Het relevantste deel van mijn middelbare schooltijd waren de paar uur per week die we in het kooklokaal doorbrachten. Daar maakten we kennis met voedsel, leerden we de kwaliteit ervan te beoordelen en oefenden we basistechnieken. Voor mij in ieder geval heeft die vroege kennismaking ervoor gezorgd dat ik sindsdien kritischer en veeleisender met eten bezig ben.
Ik kan me ook goed voorstellen dat als je als tiener zelden of nooit een pan in je hand hebt gehad, de drempel om dat daarna in het drukke leven wel te doen erg hoog is, en de verleiding groot is om je te buiten te gaan aan dure voedseldozen die met bestelwagens uit Nederland worden aangevoerd, of even dure kant-en-klaarmaaltijden uit de supermarkt.

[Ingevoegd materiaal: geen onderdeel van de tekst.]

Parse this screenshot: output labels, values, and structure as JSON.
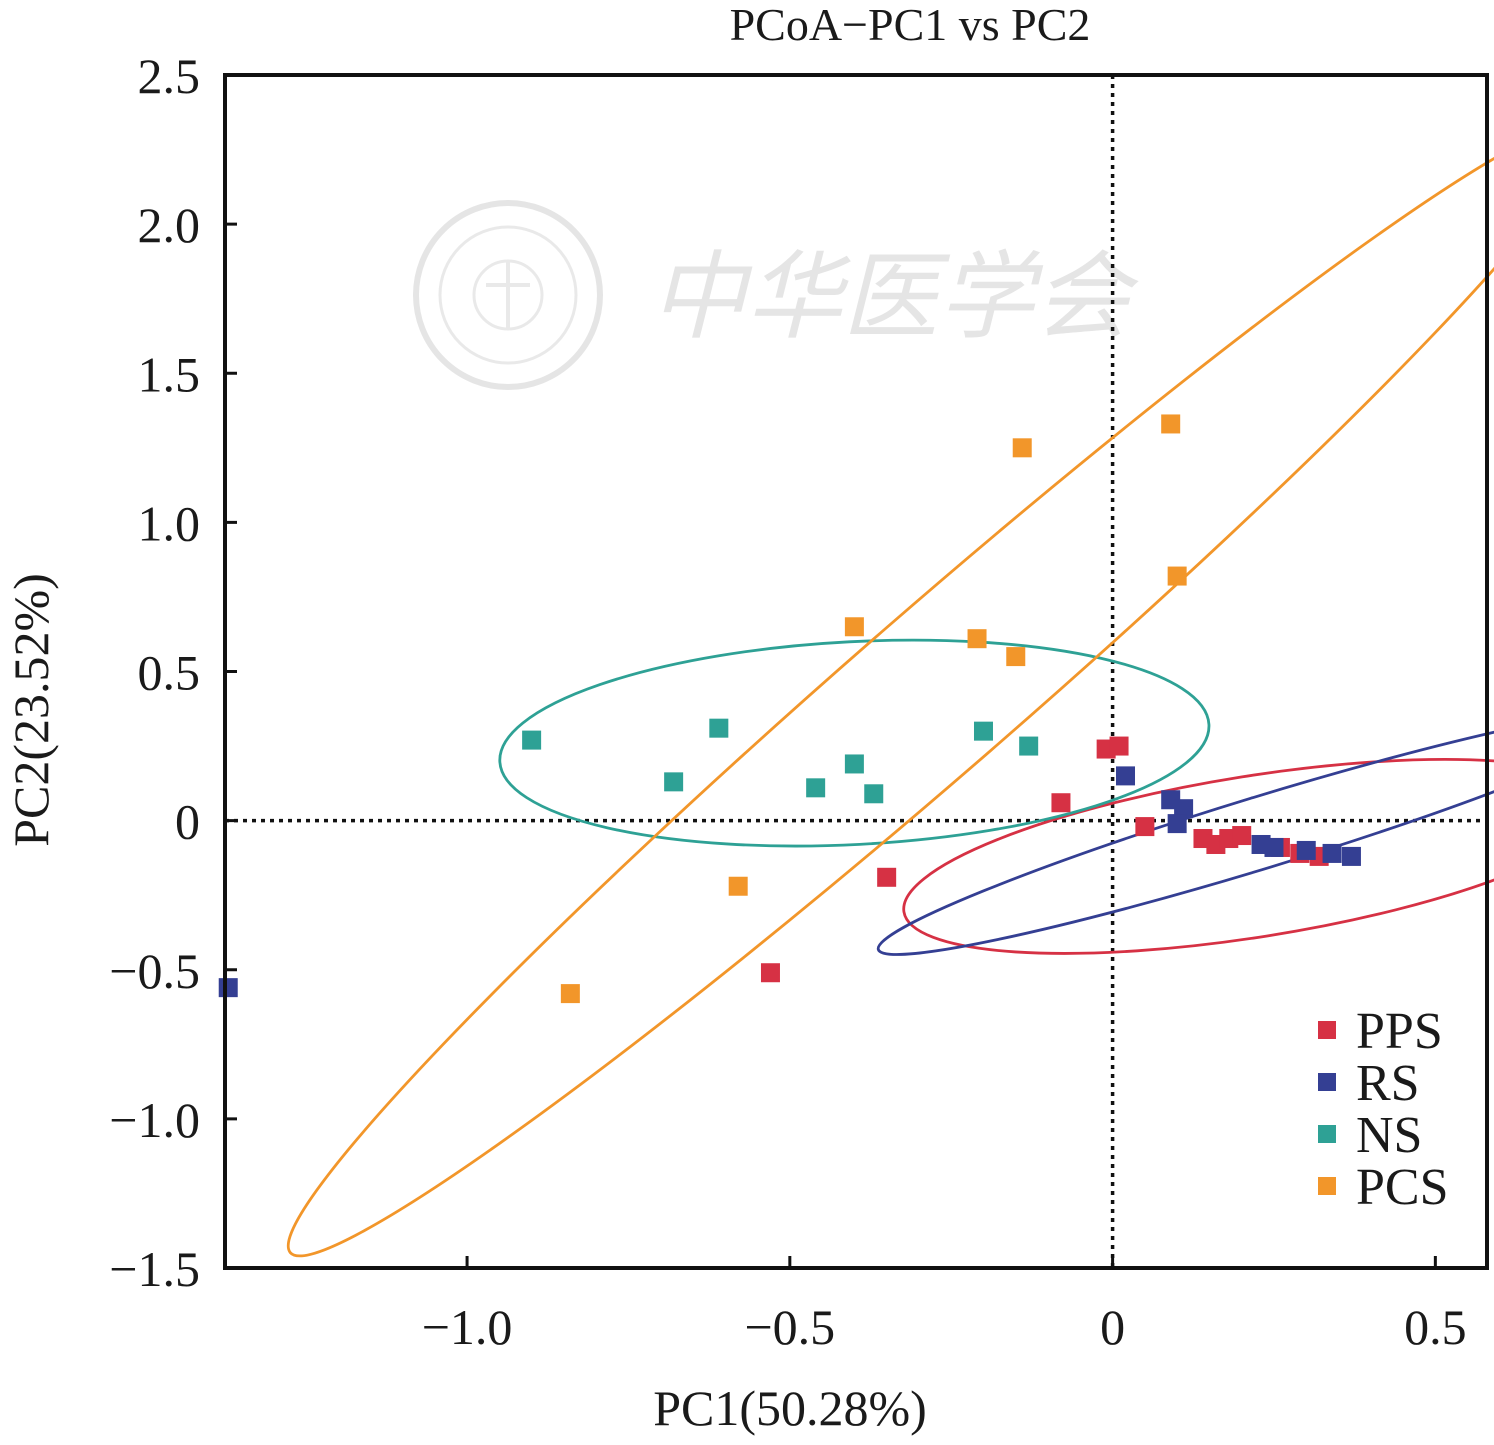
{
  "chart_data": {
    "type": "scatter",
    "title": "PCoA−PC1 vs PC2",
    "xlabel": "PC1(50.28%)",
    "ylabel": "PC2(23.52%)",
    "xlim": [
      -1.375,
      0.58
    ],
    "ylim": [
      -1.5,
      2.5
    ],
    "xticks": [
      -1.0,
      -0.5,
      0,
      0.5
    ],
    "xtick_labels": [
      "−1.0",
      "−0.5",
      "0",
      "0.5"
    ],
    "yticks": [
      -1.5,
      -1.0,
      -0.5,
      0,
      0.5,
      1.0,
      1.5,
      2.0,
      2.5
    ],
    "ytick_labels": [
      "−1.5",
      "−1.0",
      "−0.5",
      "0",
      "0.5",
      "1.0",
      "1.5",
      "2.0",
      "2.5"
    ],
    "reference_lines": {
      "x": 0,
      "y": 0,
      "style": "dotted"
    },
    "grid": false,
    "legend_position": "bottom-right",
    "watermark_text": "中华医学会",
    "series": [
      {
        "name": "PPS",
        "color": "#d63144",
        "points": [
          [
            -0.01,
            0.24
          ],
          [
            0.01,
            0.25
          ],
          [
            -0.08,
            0.06
          ],
          [
            0.05,
            -0.02
          ],
          [
            0.14,
            -0.06
          ],
          [
            0.16,
            -0.08
          ],
          [
            0.18,
            -0.06
          ],
          [
            0.2,
            -0.05
          ],
          [
            0.26,
            -0.09
          ],
          [
            0.29,
            -0.11
          ],
          [
            0.32,
            -0.12
          ],
          [
            -0.35,
            -0.19
          ],
          [
            -0.53,
            -0.51
          ]
        ],
        "ellipse": {
          "cx": 0.22,
          "cy": -0.12,
          "rx": 0.55,
          "ry": 0.27,
          "angle_deg": -9
        }
      },
      {
        "name": "RS",
        "color": "#343f93",
        "points": [
          [
            0.02,
            0.15
          ],
          [
            0.09,
            0.07
          ],
          [
            0.11,
            0.04
          ],
          [
            0.1,
            -0.01
          ],
          [
            0.23,
            -0.08
          ],
          [
            0.25,
            -0.09
          ],
          [
            0.3,
            -0.1
          ],
          [
            0.34,
            -0.11
          ],
          [
            0.37,
            -0.12
          ],
          [
            -1.37,
            -0.56
          ]
        ],
        "ellipse": {
          "cx": 0.23,
          "cy": -0.04,
          "rx": 0.62,
          "ry": 0.12,
          "angle_deg": -17
        }
      },
      {
        "name": "NS",
        "color": "#2ea195",
        "points": [
          [
            -0.9,
            0.27
          ],
          [
            -0.61,
            0.31
          ],
          [
            -0.68,
            0.13
          ],
          [
            -0.46,
            0.11
          ],
          [
            -0.4,
            0.19
          ],
          [
            -0.37,
            0.09
          ],
          [
            -0.2,
            0.3
          ],
          [
            -0.13,
            0.25
          ]
        ],
        "ellipse": {
          "cx": -0.4,
          "cy": 0.26,
          "rx": 0.55,
          "ry": 0.34,
          "angle_deg": -3
        }
      },
      {
        "name": "PCS",
        "color": "#f2962a",
        "points": [
          [
            0.09,
            1.33
          ],
          [
            -0.14,
            1.25
          ],
          [
            0.1,
            0.82
          ],
          [
            -0.4,
            0.65
          ],
          [
            -0.21,
            0.61
          ],
          [
            -0.15,
            0.55
          ],
          [
            -0.58,
            -0.22
          ],
          [
            -0.84,
            -0.58
          ]
        ],
        "ellipse": {
          "cx": -0.27,
          "cy": 0.44,
          "rx": 1.33,
          "ry": 0.27,
          "angle_deg": -41
        }
      }
    ]
  }
}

Eigenlijk zou elke middelbare school een kookklas moeten hebben.
Ploeterkolonie
De overheid zou ambacht en vakmanschap ook mogen aanmoedigen, door er in het aankoop beleid voorrang aan te geven en kleinschaligheid niet onmogelijk te maken met regelneverij.
Eeuwenlang stimuleerden overheden en steden kwaliteit en smaak via marktplaatsen, zoals de Mercado in Lissabon. Ambacht was een bron van trots.

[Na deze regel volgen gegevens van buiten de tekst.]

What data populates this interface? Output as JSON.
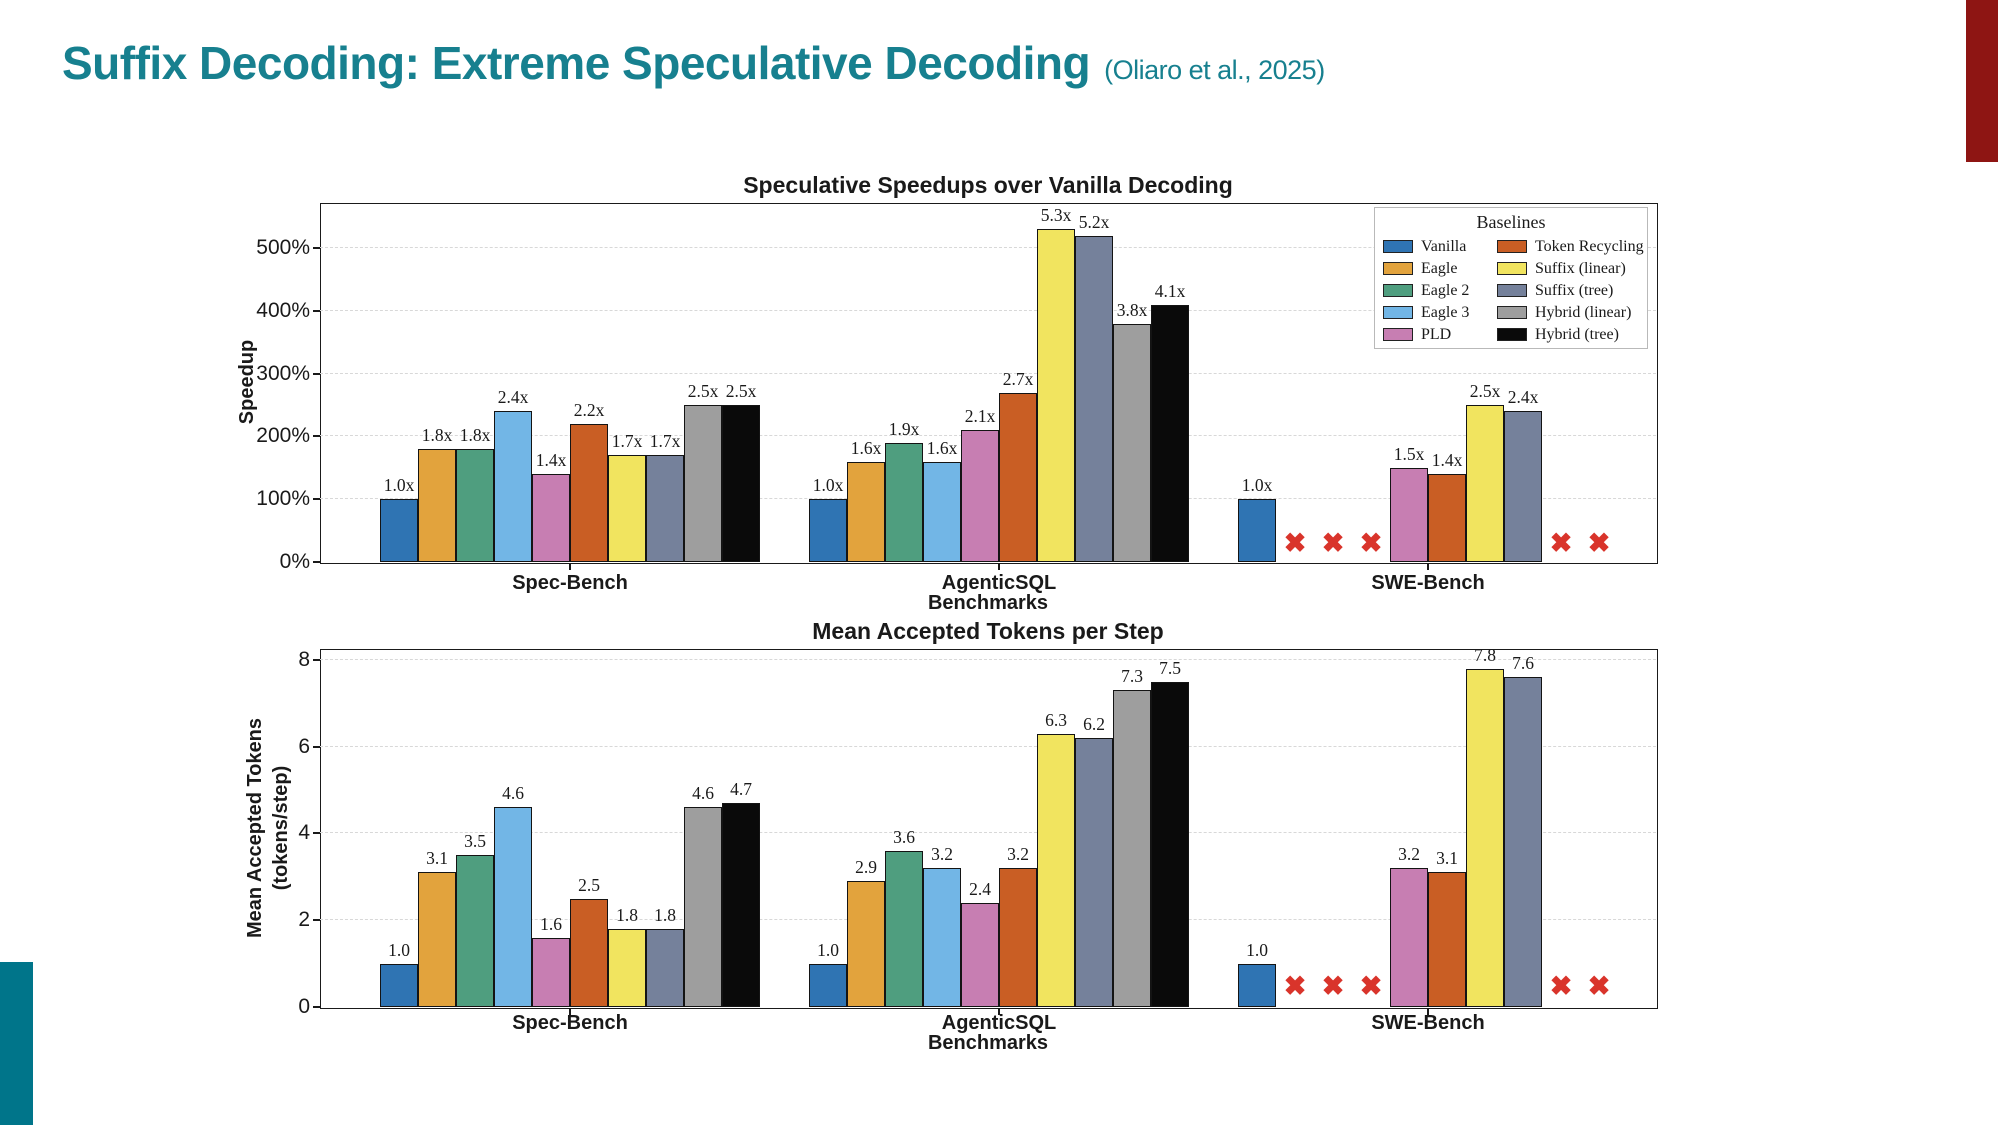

Ik hoop vurig dat we weer bij die traditie aansluiten, dat we ruimte maken op of bij belangrijke openbare plekken, stations, metrohaltes, winkelstraten.
Zelfs met de beste webshops voor regionale producten raken mensen pas overtuigd als ze kwaliteit zien, ruiken en voelen, als die kwaliteit dichtbij is.
We mogen niet berusten in een situatie waarin we hier geld verdienen en dan naar Zuid-Frankrijk, Spanje of Italië moeten gaan om van het goede leven te genieten
Het belangrijkste blijft echter dat we ons eigen land, onze eigen streek en onze eigen stad wat meer zien als een vakantiebestemming in plaats van een permanente ploeterkolonie.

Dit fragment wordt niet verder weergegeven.